Tommy makes some good points- it's important not to go with a rod that is so stiff you can't load it, or one so long you can't time bringing it around.

It's definitely a balancing act. Most of us want a rod that is "optimized " for us today but also something that we can grow into as our technique improves.

Other wise we go through the same prgression many of us are so familiar with- buy an OM, Tica, or Tsunami, then want something a little better, so we step up to an HDX,etc, and then finally aren't happy until we have gone full blown custom.

Anyone recognize this pattern. 

Ideally it's best to get something that dosen't overmatch us, yet gives us room to grow as our technique improves. 

I'm in the business of selling and building rods, sure it would be great if eventually I sold you a half dozen rods, but if I can get you into one that will suit you now and for awhile to come- so much the better for your pocket book.


----------



## FishinMortician (Jun 19, 2007)

Quote-*My ears are open for suggestions.*

My suggestion - Invest in yourself- first. 

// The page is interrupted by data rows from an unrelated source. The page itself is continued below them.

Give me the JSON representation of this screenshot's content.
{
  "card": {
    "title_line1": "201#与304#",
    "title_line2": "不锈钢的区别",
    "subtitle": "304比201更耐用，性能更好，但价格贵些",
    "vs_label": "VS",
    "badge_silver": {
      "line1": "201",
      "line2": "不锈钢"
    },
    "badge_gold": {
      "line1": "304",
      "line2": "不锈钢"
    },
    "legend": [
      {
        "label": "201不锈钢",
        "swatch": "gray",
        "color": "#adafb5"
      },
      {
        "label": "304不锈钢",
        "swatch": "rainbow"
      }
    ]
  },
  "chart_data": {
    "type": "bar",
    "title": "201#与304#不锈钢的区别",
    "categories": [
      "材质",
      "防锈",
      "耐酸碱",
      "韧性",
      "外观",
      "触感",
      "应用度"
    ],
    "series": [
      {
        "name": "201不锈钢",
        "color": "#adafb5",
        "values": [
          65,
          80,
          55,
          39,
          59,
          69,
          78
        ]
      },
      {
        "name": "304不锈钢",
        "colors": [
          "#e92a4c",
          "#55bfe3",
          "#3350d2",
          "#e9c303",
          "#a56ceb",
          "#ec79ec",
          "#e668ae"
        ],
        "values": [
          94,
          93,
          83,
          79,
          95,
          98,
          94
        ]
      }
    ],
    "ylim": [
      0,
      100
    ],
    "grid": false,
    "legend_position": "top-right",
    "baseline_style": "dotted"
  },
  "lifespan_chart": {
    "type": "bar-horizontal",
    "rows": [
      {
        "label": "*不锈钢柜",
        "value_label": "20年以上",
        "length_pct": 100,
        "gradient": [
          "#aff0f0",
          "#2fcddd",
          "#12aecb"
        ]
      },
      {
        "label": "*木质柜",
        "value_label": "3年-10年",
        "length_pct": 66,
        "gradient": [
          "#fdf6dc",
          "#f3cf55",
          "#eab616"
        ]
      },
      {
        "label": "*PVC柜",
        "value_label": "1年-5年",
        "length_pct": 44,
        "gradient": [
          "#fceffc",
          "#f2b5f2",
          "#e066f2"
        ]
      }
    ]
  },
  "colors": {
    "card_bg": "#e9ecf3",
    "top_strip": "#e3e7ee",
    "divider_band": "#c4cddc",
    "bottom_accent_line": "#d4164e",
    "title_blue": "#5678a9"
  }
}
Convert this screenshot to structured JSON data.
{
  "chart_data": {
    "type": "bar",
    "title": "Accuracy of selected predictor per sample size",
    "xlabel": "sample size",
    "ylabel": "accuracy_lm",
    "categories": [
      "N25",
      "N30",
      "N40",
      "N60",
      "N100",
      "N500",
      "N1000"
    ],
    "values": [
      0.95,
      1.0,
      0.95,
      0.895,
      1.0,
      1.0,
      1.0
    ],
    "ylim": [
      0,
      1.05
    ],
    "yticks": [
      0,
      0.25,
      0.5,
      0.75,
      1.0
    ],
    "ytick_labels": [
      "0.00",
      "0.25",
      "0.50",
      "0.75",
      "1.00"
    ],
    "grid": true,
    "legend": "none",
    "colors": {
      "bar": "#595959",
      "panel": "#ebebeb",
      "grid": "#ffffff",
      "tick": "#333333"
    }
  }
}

All good advice here for you to consider. I especially liked the invite to the tournament. I think you should go. Meet everyone, cast your deal, chat a little, be observant and pay attention.

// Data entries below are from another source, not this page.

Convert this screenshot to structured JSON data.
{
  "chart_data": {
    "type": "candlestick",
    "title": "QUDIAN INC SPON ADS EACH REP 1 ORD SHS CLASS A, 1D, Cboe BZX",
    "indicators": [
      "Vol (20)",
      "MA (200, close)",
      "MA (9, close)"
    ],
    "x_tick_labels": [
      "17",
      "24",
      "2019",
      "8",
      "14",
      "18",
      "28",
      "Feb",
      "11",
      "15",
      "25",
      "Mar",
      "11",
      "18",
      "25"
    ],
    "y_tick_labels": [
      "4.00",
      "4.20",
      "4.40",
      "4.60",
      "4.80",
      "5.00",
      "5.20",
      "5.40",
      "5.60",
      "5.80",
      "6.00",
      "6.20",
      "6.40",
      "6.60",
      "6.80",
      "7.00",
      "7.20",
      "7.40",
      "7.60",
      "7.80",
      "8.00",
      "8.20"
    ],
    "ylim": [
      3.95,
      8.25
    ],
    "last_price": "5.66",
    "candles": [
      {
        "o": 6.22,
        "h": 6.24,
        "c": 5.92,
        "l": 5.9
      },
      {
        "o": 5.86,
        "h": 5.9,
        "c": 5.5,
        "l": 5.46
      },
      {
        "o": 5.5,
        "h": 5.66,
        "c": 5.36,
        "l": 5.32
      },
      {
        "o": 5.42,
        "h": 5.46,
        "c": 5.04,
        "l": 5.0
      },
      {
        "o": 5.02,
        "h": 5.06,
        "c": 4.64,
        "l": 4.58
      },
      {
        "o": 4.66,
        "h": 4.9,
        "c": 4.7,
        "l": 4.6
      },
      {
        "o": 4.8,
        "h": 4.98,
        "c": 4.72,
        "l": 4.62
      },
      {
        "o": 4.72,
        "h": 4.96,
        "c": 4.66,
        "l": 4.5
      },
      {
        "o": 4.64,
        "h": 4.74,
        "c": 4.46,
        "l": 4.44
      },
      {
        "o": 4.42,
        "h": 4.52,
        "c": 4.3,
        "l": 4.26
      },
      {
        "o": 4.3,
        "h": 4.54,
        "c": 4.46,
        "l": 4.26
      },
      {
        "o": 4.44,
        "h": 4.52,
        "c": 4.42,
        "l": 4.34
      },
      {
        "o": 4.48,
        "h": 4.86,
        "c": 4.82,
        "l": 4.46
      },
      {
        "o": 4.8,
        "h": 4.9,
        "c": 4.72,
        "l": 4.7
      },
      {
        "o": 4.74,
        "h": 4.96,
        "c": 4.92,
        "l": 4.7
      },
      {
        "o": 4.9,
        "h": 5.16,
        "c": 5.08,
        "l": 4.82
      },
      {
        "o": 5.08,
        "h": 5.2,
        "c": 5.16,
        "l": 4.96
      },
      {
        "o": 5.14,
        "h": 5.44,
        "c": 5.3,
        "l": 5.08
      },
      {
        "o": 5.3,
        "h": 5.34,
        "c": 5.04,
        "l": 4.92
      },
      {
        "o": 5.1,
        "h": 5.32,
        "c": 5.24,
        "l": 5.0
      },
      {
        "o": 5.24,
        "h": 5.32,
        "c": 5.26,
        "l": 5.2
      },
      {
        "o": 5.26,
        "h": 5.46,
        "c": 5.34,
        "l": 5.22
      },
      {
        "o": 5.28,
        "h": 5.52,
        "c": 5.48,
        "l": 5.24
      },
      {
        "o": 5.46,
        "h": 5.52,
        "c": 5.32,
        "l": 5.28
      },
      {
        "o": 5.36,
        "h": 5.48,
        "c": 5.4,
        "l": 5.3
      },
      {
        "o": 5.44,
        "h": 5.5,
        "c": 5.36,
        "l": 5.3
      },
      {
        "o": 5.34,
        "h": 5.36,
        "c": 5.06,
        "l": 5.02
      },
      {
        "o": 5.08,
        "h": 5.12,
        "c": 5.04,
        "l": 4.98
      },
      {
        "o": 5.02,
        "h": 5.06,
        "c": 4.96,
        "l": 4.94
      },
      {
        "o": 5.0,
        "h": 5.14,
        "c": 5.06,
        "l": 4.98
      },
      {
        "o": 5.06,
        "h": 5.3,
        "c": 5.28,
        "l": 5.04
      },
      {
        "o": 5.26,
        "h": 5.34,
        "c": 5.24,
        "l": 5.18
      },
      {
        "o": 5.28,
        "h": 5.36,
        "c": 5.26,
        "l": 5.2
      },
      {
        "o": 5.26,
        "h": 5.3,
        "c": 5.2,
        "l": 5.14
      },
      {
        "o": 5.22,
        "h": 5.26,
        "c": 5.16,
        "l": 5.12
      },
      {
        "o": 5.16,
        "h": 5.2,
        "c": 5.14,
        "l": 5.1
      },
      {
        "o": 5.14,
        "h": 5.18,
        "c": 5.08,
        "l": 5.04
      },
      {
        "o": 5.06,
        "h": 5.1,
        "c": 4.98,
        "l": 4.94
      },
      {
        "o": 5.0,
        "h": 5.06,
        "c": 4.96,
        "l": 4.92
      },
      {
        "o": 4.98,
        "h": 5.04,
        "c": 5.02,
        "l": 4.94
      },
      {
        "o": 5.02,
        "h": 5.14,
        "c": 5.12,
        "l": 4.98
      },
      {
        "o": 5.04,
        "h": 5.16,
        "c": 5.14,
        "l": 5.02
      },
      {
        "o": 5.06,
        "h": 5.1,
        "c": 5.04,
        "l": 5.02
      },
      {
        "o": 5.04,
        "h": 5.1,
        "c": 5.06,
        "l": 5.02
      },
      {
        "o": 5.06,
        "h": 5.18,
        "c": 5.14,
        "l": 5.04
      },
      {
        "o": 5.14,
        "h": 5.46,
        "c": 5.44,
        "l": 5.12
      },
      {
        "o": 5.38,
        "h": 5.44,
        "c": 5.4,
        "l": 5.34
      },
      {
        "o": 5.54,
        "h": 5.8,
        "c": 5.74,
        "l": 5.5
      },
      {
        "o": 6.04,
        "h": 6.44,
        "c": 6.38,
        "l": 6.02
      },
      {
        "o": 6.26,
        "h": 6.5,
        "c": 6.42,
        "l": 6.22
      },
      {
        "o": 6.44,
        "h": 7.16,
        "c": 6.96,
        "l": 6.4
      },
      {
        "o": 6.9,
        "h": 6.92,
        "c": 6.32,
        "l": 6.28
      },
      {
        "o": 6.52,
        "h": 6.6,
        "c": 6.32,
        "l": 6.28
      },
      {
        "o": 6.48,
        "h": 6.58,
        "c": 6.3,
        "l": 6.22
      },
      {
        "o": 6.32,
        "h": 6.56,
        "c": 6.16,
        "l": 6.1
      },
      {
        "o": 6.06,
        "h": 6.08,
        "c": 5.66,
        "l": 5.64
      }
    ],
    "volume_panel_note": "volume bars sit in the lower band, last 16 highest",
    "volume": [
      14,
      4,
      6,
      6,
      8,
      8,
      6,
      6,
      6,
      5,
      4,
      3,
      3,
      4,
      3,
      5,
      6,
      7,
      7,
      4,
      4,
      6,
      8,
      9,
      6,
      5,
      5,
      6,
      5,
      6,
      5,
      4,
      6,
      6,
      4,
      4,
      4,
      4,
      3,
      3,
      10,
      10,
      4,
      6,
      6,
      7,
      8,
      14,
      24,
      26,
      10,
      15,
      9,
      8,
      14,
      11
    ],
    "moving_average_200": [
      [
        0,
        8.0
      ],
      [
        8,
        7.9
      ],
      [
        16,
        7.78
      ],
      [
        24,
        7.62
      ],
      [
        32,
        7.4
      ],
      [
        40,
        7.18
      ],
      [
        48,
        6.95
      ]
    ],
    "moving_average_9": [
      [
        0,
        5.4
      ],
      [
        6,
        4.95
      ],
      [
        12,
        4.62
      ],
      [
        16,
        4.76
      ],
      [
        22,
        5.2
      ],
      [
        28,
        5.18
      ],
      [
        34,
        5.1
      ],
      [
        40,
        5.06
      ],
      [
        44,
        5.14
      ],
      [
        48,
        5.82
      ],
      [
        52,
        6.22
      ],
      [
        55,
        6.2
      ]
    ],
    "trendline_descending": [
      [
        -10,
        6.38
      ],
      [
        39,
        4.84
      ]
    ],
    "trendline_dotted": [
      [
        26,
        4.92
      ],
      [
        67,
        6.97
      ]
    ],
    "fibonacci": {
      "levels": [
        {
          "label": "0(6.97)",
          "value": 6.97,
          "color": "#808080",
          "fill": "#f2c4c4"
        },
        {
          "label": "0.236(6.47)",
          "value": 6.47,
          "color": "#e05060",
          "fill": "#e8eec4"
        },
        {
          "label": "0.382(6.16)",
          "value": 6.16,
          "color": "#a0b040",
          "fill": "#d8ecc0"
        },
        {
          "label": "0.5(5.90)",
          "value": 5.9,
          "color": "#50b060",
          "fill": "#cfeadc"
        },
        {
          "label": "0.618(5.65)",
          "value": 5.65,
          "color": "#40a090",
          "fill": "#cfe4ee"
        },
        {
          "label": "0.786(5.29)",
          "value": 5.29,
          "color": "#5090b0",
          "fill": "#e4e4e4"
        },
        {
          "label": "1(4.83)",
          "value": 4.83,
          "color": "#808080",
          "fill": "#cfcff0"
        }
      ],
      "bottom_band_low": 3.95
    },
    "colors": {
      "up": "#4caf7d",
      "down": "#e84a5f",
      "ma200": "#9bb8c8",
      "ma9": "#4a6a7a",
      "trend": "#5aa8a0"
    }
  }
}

You will see rods and reels. Ask the owners about them. Let the men offer their tidbits of advice. Eat a sandwhich, and think about things.

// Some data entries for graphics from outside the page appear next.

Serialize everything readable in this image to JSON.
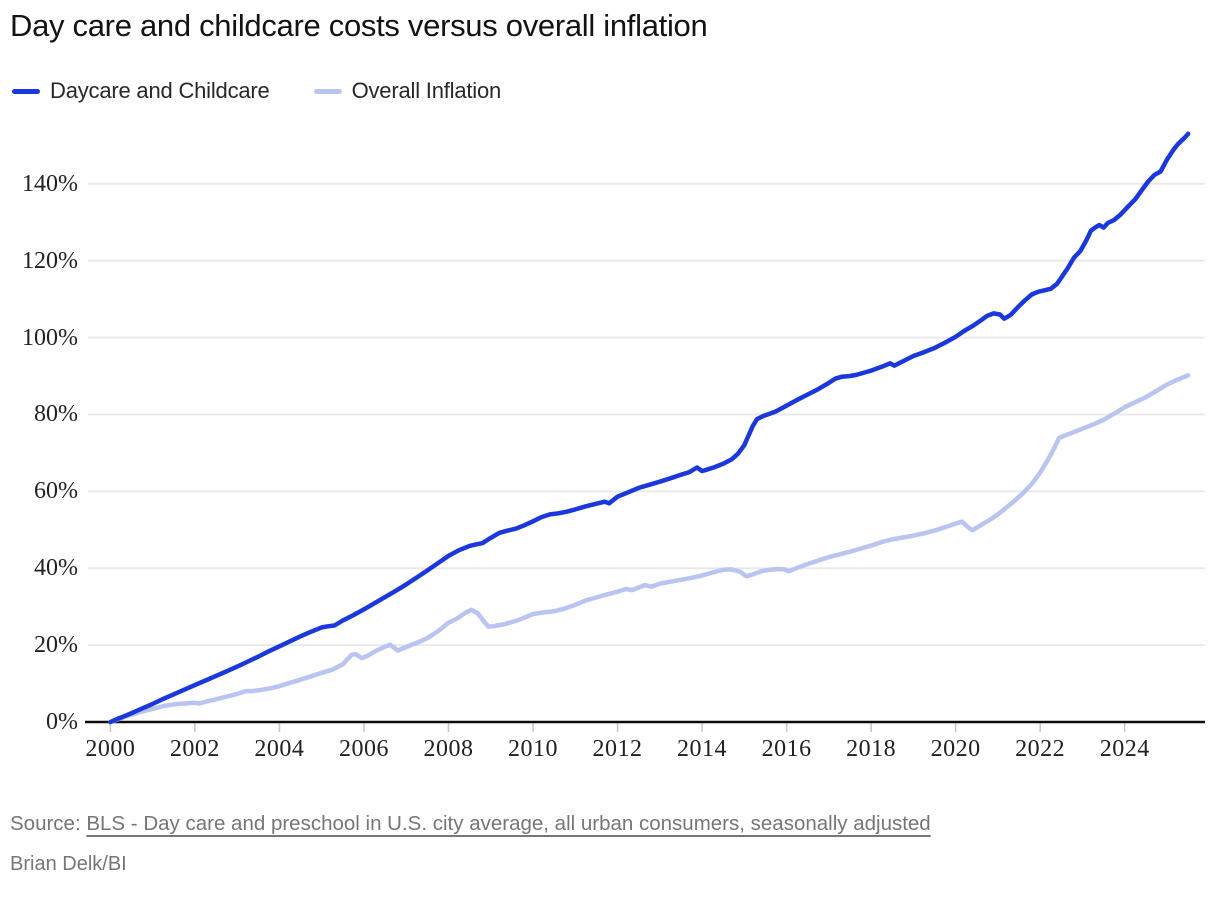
{
  "title": "Day care and childcare costs versus overall inflation",
  "legend": {
    "items": [
      {
        "label": "Daycare and Childcare",
        "color": "#1b38dd"
      },
      {
        "label": "Overall Inflation",
        "color": "#b9c4f1"
      }
    ]
  },
  "footer": {
    "source_prefix": "Source:",
    "source_link": "BLS - Day care and preschool in U.S. city average, all urban consumers, seasonally adjusted",
    "byline": "Brian Delk/BI"
  },
  "colors": {
    "daycare_line": "#1b38dd",
    "inflation_line": "#b9c4f1",
    "gridline": "#e8e8e8",
    "axis": "#0c0c0c",
    "tick_mark": "#c8c8c8",
    "tick_text": "#212126",
    "muted_text": "#76767a"
  },
  "chart_data": {
    "type": "line",
    "title": "Day care and childcare costs versus overall inflation",
    "xlabel": "",
    "ylabel": "",
    "x_unit": "year",
    "y_unit": "percent change since 2000",
    "x_ticks": [
      2000,
      2002,
      2004,
      2006,
      2008,
      2010,
      2012,
      2014,
      2016,
      2018,
      2020,
      2022,
      2024
    ],
    "y_ticks": [
      0,
      20,
      40,
      60,
      80,
      100,
      120,
      140
    ],
    "y_tick_suffix": "%",
    "xlim": [
      1999.4,
      2025.9
    ],
    "ylim": [
      0,
      154
    ],
    "grid": "horizontal",
    "legend_position": "top-left",
    "series": [
      {
        "id": "daycare",
        "name": "Daycare and Childcare",
        "color": "#1b38dd",
        "points": [
          [
            2000.0,
            0
          ],
          [
            2000.17,
            0.8
          ],
          [
            2000.33,
            1.5
          ],
          [
            2000.5,
            2.3
          ],
          [
            2000.75,
            3.5
          ],
          [
            2001.0,
            4.7
          ],
          [
            2001.25,
            6.0
          ],
          [
            2001.5,
            7.2
          ],
          [
            2001.75,
            8.4
          ],
          [
            2002.0,
            9.6
          ],
          [
            2002.25,
            10.8
          ],
          [
            2002.5,
            12.0
          ],
          [
            2002.75,
            13.2
          ],
          [
            2003.0,
            14.4
          ],
          [
            2003.25,
            15.7
          ],
          [
            2003.5,
            17.0
          ],
          [
            2003.75,
            18.4
          ],
          [
            2004.0,
            19.7
          ],
          [
            2004.25,
            21.0
          ],
          [
            2004.5,
            22.3
          ],
          [
            2004.75,
            23.5
          ],
          [
            2005.0,
            24.6
          ],
          [
            2005.15,
            24.9
          ],
          [
            2005.3,
            25.1
          ],
          [
            2005.5,
            26.4
          ],
          [
            2005.75,
            27.8
          ],
          [
            2006.0,
            29.3
          ],
          [
            2006.25,
            30.9
          ],
          [
            2006.5,
            32.5
          ],
          [
            2006.75,
            34.1
          ],
          [
            2007.0,
            35.8
          ],
          [
            2007.25,
            37.6
          ],
          [
            2007.5,
            39.4
          ],
          [
            2007.75,
            41.3
          ],
          [
            2008.0,
            43.2
          ],
          [
            2008.25,
            44.7
          ],
          [
            2008.5,
            45.8
          ],
          [
            2008.65,
            46.2
          ],
          [
            2008.8,
            46.5
          ],
          [
            2009.0,
            47.9
          ],
          [
            2009.2,
            49.2
          ],
          [
            2009.4,
            49.8
          ],
          [
            2009.6,
            50.3
          ],
          [
            2009.8,
            51.2
          ],
          [
            2010.0,
            52.2
          ],
          [
            2010.2,
            53.3
          ],
          [
            2010.4,
            54.0
          ],
          [
            2010.6,
            54.3
          ],
          [
            2010.8,
            54.7
          ],
          [
            2011.0,
            55.3
          ],
          [
            2011.25,
            56.1
          ],
          [
            2011.5,
            56.8
          ],
          [
            2011.7,
            57.3
          ],
          [
            2011.8,
            56.9
          ],
          [
            2012.0,
            58.6
          ],
          [
            2012.3,
            60.0
          ],
          [
            2012.5,
            60.9
          ],
          [
            2012.75,
            61.7
          ],
          [
            2013.0,
            62.5
          ],
          [
            2013.25,
            63.4
          ],
          [
            2013.5,
            64.3
          ],
          [
            2013.7,
            65.0
          ],
          [
            2013.88,
            66.2
          ],
          [
            2014.0,
            65.3
          ],
          [
            2014.1,
            65.6
          ],
          [
            2014.3,
            66.3
          ],
          [
            2014.5,
            67.2
          ],
          [
            2014.7,
            68.3
          ],
          [
            2014.85,
            69.8
          ],
          [
            2015.0,
            72.0
          ],
          [
            2015.1,
            74.5
          ],
          [
            2015.2,
            77.0
          ],
          [
            2015.3,
            78.8
          ],
          [
            2015.45,
            79.6
          ],
          [
            2015.6,
            80.2
          ],
          [
            2015.75,
            80.8
          ],
          [
            2016.0,
            82.3
          ],
          [
            2016.25,
            83.8
          ],
          [
            2016.5,
            85.2
          ],
          [
            2016.75,
            86.6
          ],
          [
            2017.0,
            88.2
          ],
          [
            2017.15,
            89.3
          ],
          [
            2017.3,
            89.8
          ],
          [
            2017.5,
            90.0
          ],
          [
            2017.65,
            90.3
          ],
          [
            2018.0,
            91.4
          ],
          [
            2018.25,
            92.4
          ],
          [
            2018.45,
            93.3
          ],
          [
            2018.55,
            92.7
          ],
          [
            2018.75,
            93.8
          ],
          [
            2019.0,
            95.2
          ],
          [
            2019.25,
            96.2
          ],
          [
            2019.5,
            97.3
          ],
          [
            2019.75,
            98.7
          ],
          [
            2020.0,
            100.2
          ],
          [
            2020.2,
            101.7
          ],
          [
            2020.4,
            103.0
          ],
          [
            2020.6,
            104.5
          ],
          [
            2020.75,
            105.7
          ],
          [
            2020.9,
            106.3
          ],
          [
            2021.05,
            106.0
          ],
          [
            2021.15,
            104.9
          ],
          [
            2021.3,
            105.9
          ],
          [
            2021.5,
            108.2
          ],
          [
            2021.65,
            109.8
          ],
          [
            2021.8,
            111.2
          ],
          [
            2021.95,
            111.9
          ],
          [
            2022.1,
            112.3
          ],
          [
            2022.25,
            112.7
          ],
          [
            2022.4,
            114.0
          ],
          [
            2022.5,
            115.6
          ],
          [
            2022.65,
            118.0
          ],
          [
            2022.8,
            120.8
          ],
          [
            2022.95,
            122.5
          ],
          [
            2023.1,
            125.5
          ],
          [
            2023.2,
            127.8
          ],
          [
            2023.3,
            128.6
          ],
          [
            2023.4,
            129.3
          ],
          [
            2023.5,
            128.6
          ],
          [
            2023.6,
            129.8
          ],
          [
            2023.75,
            130.6
          ],
          [
            2023.9,
            132.0
          ],
          [
            2024.1,
            134.3
          ],
          [
            2024.25,
            136.0
          ],
          [
            2024.4,
            138.3
          ],
          [
            2024.55,
            140.5
          ],
          [
            2024.7,
            142.3
          ],
          [
            2024.85,
            143.2
          ],
          [
            2025.0,
            146.3
          ],
          [
            2025.15,
            148.8
          ],
          [
            2025.25,
            150.2
          ],
          [
            2025.35,
            151.3
          ],
          [
            2025.42,
            152.0
          ],
          [
            2025.5,
            153.0
          ]
        ]
      },
      {
        "id": "inflation",
        "name": "Overall Inflation",
        "color": "#b9c4f1",
        "points": [
          [
            2000.0,
            0
          ],
          [
            2000.25,
            1.0
          ],
          [
            2000.5,
            1.9
          ],
          [
            2000.75,
            2.7
          ],
          [
            2001.0,
            3.4
          ],
          [
            2001.25,
            4.1
          ],
          [
            2001.5,
            4.6
          ],
          [
            2001.75,
            4.8
          ],
          [
            2002.0,
            5.0
          ],
          [
            2002.1,
            4.8
          ],
          [
            2002.3,
            5.4
          ],
          [
            2002.5,
            5.9
          ],
          [
            2002.75,
            6.6
          ],
          [
            2003.0,
            7.3
          ],
          [
            2003.2,
            8.0
          ],
          [
            2003.4,
            8.1
          ],
          [
            2003.6,
            8.4
          ],
          [
            2003.8,
            8.8
          ],
          [
            2004.0,
            9.3
          ],
          [
            2004.25,
            10.2
          ],
          [
            2004.5,
            11.0
          ],
          [
            2004.75,
            11.9
          ],
          [
            2005.0,
            12.8
          ],
          [
            2005.25,
            13.6
          ],
          [
            2005.5,
            15.0
          ],
          [
            2005.7,
            17.4
          ],
          [
            2005.8,
            17.7
          ],
          [
            2005.95,
            16.6
          ],
          [
            2006.1,
            17.3
          ],
          [
            2006.3,
            18.6
          ],
          [
            2006.5,
            19.6
          ],
          [
            2006.62,
            20.1
          ],
          [
            2006.8,
            18.6
          ],
          [
            2007.0,
            19.5
          ],
          [
            2007.25,
            20.6
          ],
          [
            2007.5,
            21.8
          ],
          [
            2007.75,
            23.6
          ],
          [
            2008.0,
            25.8
          ],
          [
            2008.2,
            26.9
          ],
          [
            2008.4,
            28.4
          ],
          [
            2008.55,
            29.2
          ],
          [
            2008.7,
            28.2
          ],
          [
            2008.85,
            26.0
          ],
          [
            2008.95,
            24.8
          ],
          [
            2009.1,
            25.0
          ],
          [
            2009.3,
            25.4
          ],
          [
            2009.5,
            26.0
          ],
          [
            2009.75,
            26.9
          ],
          [
            2010.0,
            28.1
          ],
          [
            2010.25,
            28.5
          ],
          [
            2010.5,
            28.8
          ],
          [
            2010.75,
            29.5
          ],
          [
            2011.0,
            30.5
          ],
          [
            2011.25,
            31.6
          ],
          [
            2011.5,
            32.4
          ],
          [
            2011.75,
            33.2
          ],
          [
            2012.0,
            33.9
          ],
          [
            2012.2,
            34.6
          ],
          [
            2012.35,
            34.3
          ],
          [
            2012.5,
            35.0
          ],
          [
            2012.65,
            35.6
          ],
          [
            2012.8,
            35.2
          ],
          [
            2013.0,
            36.0
          ],
          [
            2013.25,
            36.5
          ],
          [
            2013.5,
            37.0
          ],
          [
            2013.75,
            37.5
          ],
          [
            2014.0,
            38.1
          ],
          [
            2014.25,
            38.9
          ],
          [
            2014.5,
            39.6
          ],
          [
            2014.7,
            39.7
          ],
          [
            2014.9,
            39.1
          ],
          [
            2015.05,
            37.9
          ],
          [
            2015.2,
            38.4
          ],
          [
            2015.4,
            39.2
          ],
          [
            2015.6,
            39.6
          ],
          [
            2015.8,
            39.8
          ],
          [
            2015.95,
            39.7
          ],
          [
            2016.05,
            39.2
          ],
          [
            2016.25,
            40.1
          ],
          [
            2016.5,
            41.1
          ],
          [
            2016.75,
            42.0
          ],
          [
            2017.0,
            42.9
          ],
          [
            2017.25,
            43.6
          ],
          [
            2017.5,
            44.3
          ],
          [
            2017.75,
            45.1
          ],
          [
            2018.0,
            45.9
          ],
          [
            2018.25,
            46.8
          ],
          [
            2018.5,
            47.5
          ],
          [
            2018.75,
            48.0
          ],
          [
            2019.0,
            48.5
          ],
          [
            2019.25,
            49.1
          ],
          [
            2019.5,
            49.8
          ],
          [
            2019.75,
            50.7
          ],
          [
            2020.0,
            51.6
          ],
          [
            2020.15,
            52.1
          ],
          [
            2020.3,
            50.6
          ],
          [
            2020.4,
            49.9
          ],
          [
            2020.55,
            50.9
          ],
          [
            2020.7,
            51.9
          ],
          [
            2020.85,
            52.9
          ],
          [
            2021.0,
            54.0
          ],
          [
            2021.2,
            55.8
          ],
          [
            2021.4,
            57.6
          ],
          [
            2021.6,
            59.6
          ],
          [
            2021.8,
            61.9
          ],
          [
            2022.0,
            64.9
          ],
          [
            2022.15,
            67.6
          ],
          [
            2022.3,
            70.5
          ],
          [
            2022.45,
            73.9
          ],
          [
            2022.6,
            74.6
          ],
          [
            2022.75,
            75.2
          ],
          [
            2023.0,
            76.3
          ],
          [
            2023.25,
            77.4
          ],
          [
            2023.5,
            78.6
          ],
          [
            2023.75,
            80.2
          ],
          [
            2024.0,
            81.9
          ],
          [
            2024.25,
            83.2
          ],
          [
            2024.5,
            84.5
          ],
          [
            2024.75,
            86.1
          ],
          [
            2025.0,
            87.8
          ],
          [
            2025.2,
            88.8
          ],
          [
            2025.35,
            89.5
          ],
          [
            2025.5,
            90.2
          ]
        ]
      }
    ]
  }
}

If you are serious about casting for big distance- then go to a tournament. It will change your perspective. Give you something to relate back to. 

I went- I saw- I learned. The educational value of witnessing "America's Best" was well worth the trip. Meeting everyone was great. Seeing other people's casts fly through the air, taught me some things. It was all good.

I am better caster today (  ), as a direct result of attending that tournament. Now, I understand that which I could learn no other place. 

Almost every single person there, helped me in some way. KingFish even bought me a couple of burgers.

Good luck.


----------



## wdbrand (May 24, 2007)

I started messing with the pendulum cast I reckon it's called. Was getting 25 to 30 yards more distance, BUT, I never knew where in the hell it was going. Would have needed a fifty yard safety zone on each side. That probably comes from trying a new style without somebody being able to watch what you're doing, but more importantly, what you're doing wrong. Have since went back to the overhead. At least I can put it where I want it. On a side note, didn't see a mention of the Avet 5.3:1 SX. anybody got anything against that reel. Once I magged it[2- 1/4" rares] it outthrows the 20 or 30 Diawa by quite a few yards. Also buy cheap line in bulk til you get that reel tamed. Need to go to a casting event one of these days. wdbrand.


----------



## sprtsracer (Apr 27, 2005)

*wdbrand*...do you work for Winn Dixie???


----------



## wdbrand (May 24, 2007)

No. wdbrand


----------



## Jesse Lockowitz (Feb 13, 2006)

wdbrand said:


> On a side note, didn't see a mention of the Avet 5.3:1 SX. anybody got anything against that reel. QUOTE]
> 
> 
> i like mine, hit 100yrds with 8nbait on a field with it on a good day , dont get to much further then that with 8nbait on a field ever, use a drum rig with a chunk of a 8" plastic shad + 8oz 4side pyramid, i think farthest i ever had was like maybe 110yrd with a big tailwind lol.
> ...


----------



## SINKER45 (Mar 7, 2006)

after reading this thread ive been doing a little research on the reels that have been mentioned. Im a 525 guy and havent had much experience with other conventionals. if you had your choice of these wich would you pick for distance

1.ABU 6500CT PREMIUM MAG ELITE.

2. ABU 5500 cs mag elite (level wind off)

3. Blue yonder

4. Abu CT mag elite 6500 (is there a difference from the premium mag elite)

5. just stay with the 525 mag


----------



## Kwesi W. (Apr 14, 2006)

are you referring to fishing reels?


----------



## Kwesi W. (Apr 14, 2006)

the 525mag is hard to beat...


----------